Myśliwce pierwszy raz przechwyciły potężny chiński dron

Japońskie myśliwce po raz pierwszy przechwyciły latający na bardzo dużej wysokości chiński dron WZ-7 Soaring Dragon. Analitycy uważają to za znak, że Chiny szpiegują Japonię w związku z planowanym atakiem na Tajwan.

Japońskie myśliwce po raz pierwszy przechwyciły latający na bardzo dużej wysokości chiński dron WZ-7 Soaring Dragon. Analitycy uważają to za znak, że Chiny szpiegują Japonię w związku z planowanym atakiem na Tajwan.
Myśliwce pierwszy raz przechwyciły potężny chiński dron WZ-7 Soaring Dragon /Twitter

Japońskie Ministerstwo Obrony ujawniło, że pojedynczy chiński dron o nazwie WZ-7 Soaring Dragon był aktywny na Morzu Wschodniochińskim. Maszyna przeleciała przez Cieśninę Miyako, która oddziela główną wyspę Okinawę od Wysp Miyako. Myśliwce przejęły maszynę, by nie wleciała ona głębiej w terytorium Kraju Kwitnącej Wiśni.

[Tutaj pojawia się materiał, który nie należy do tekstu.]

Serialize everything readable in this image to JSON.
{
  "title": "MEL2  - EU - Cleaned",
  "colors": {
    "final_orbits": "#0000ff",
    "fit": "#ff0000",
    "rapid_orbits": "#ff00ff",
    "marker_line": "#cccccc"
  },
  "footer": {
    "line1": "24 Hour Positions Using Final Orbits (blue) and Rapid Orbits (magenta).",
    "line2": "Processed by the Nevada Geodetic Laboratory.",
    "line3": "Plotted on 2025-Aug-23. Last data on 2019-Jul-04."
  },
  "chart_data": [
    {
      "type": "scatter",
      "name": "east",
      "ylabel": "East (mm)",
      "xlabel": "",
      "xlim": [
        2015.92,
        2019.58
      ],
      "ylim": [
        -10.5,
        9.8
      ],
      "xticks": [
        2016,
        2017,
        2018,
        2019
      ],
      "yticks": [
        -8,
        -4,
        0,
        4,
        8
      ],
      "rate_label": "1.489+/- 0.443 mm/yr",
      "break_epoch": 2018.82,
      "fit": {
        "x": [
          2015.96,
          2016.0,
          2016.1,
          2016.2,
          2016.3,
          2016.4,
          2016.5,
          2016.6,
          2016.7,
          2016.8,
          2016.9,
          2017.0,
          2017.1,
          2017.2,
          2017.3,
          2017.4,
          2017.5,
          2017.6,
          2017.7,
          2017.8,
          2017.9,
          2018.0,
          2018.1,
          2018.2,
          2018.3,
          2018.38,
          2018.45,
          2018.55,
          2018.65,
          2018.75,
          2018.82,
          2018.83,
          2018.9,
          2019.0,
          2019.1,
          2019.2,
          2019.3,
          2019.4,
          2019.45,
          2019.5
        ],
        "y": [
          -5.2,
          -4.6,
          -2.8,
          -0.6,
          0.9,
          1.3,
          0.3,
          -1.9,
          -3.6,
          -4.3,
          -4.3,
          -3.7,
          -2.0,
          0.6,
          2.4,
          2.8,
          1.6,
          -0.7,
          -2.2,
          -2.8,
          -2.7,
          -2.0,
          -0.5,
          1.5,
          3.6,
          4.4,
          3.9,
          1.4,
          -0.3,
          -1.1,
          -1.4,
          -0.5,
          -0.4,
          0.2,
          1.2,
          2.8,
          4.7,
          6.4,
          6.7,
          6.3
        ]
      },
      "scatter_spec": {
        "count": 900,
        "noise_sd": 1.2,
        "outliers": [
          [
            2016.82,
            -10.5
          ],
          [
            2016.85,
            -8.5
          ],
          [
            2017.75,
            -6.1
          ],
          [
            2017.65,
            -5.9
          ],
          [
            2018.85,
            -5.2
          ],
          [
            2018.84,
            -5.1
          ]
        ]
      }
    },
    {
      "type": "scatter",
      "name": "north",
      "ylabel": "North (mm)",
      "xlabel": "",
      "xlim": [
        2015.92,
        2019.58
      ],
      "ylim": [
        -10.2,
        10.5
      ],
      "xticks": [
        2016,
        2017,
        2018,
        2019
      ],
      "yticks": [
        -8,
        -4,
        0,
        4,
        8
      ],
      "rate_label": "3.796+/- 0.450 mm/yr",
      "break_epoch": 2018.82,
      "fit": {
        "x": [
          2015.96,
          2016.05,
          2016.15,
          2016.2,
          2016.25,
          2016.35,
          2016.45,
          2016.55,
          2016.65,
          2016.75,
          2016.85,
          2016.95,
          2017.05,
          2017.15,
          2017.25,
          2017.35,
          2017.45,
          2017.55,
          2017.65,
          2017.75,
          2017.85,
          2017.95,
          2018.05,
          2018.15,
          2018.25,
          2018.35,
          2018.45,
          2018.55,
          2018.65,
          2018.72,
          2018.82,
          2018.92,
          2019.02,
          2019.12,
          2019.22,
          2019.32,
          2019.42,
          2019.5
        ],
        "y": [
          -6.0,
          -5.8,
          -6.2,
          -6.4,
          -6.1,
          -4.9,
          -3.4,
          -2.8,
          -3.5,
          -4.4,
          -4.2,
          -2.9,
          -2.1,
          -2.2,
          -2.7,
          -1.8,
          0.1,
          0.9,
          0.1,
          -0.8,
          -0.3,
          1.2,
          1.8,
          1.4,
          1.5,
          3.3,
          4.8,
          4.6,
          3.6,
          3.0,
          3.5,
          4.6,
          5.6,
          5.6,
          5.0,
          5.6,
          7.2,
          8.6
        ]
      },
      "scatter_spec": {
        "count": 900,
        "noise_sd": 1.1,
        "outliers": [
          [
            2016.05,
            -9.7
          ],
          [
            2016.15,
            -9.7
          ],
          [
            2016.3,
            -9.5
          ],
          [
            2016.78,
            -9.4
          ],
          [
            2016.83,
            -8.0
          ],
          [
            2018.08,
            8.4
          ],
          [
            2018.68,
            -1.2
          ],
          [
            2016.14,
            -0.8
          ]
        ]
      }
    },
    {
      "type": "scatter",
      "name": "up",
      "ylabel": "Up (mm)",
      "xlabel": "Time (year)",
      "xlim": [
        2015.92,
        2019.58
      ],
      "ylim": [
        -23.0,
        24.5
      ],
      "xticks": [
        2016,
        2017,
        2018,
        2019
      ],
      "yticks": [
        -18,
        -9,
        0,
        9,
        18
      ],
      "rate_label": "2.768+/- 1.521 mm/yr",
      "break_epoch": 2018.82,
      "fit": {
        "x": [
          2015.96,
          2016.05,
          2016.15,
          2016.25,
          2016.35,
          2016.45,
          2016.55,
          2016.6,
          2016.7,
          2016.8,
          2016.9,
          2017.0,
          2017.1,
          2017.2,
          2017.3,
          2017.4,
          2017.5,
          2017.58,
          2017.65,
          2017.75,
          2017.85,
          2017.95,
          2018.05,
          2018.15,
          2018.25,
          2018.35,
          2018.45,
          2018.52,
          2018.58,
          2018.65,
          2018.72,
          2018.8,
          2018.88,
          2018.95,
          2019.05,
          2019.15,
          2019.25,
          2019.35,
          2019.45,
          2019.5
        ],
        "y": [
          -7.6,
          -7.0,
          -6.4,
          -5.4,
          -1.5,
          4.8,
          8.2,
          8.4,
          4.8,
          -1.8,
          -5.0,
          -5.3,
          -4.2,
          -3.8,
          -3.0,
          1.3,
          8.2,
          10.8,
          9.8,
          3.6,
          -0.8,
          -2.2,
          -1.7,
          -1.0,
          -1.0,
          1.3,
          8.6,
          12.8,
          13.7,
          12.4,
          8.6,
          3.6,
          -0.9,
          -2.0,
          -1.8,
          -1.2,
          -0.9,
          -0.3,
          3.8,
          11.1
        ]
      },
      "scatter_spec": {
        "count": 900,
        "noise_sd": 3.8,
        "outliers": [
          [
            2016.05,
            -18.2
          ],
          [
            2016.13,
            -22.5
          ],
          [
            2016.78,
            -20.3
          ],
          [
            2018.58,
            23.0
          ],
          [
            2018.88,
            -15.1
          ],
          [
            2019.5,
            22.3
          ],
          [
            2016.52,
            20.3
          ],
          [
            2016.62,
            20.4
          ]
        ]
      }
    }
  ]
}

Niepotwierdzone doniesienia sugerują, że dron był eskortowany przez amerykańskie myśliwce F-15J Eagle, co miałoby sens, ponieważ te samoloty stacjonują w bazie lotniczej Naha na głównej wyspie Okinawie. To pierwsze takie wydarzenie. Analitycy uważają, że Chiny rozpoczęły zakrojone na szeroką skalę misje szpiegowskie tego kraju.

Reklama

Chiński dron WZ-7 Soaring Dragon nad Japonią

Niedawno japońskie władze zapowiedziały wsparcie dla Tajwanu w przypadku, gdyby Chiny postanowiły dokonać ataku na ten kraj. Nie bez znaczenia jest też fakt, że w Japonii stacjonują okręty należące do Stanów Zjednoczonych. Władzom Chin zależy na ich szpiegowaniu. Każda informacja może okazać się cenna w planach przejęcia Tajwanu. Według CIA, może do tego dojść w ciągu najbliższych 4 lat.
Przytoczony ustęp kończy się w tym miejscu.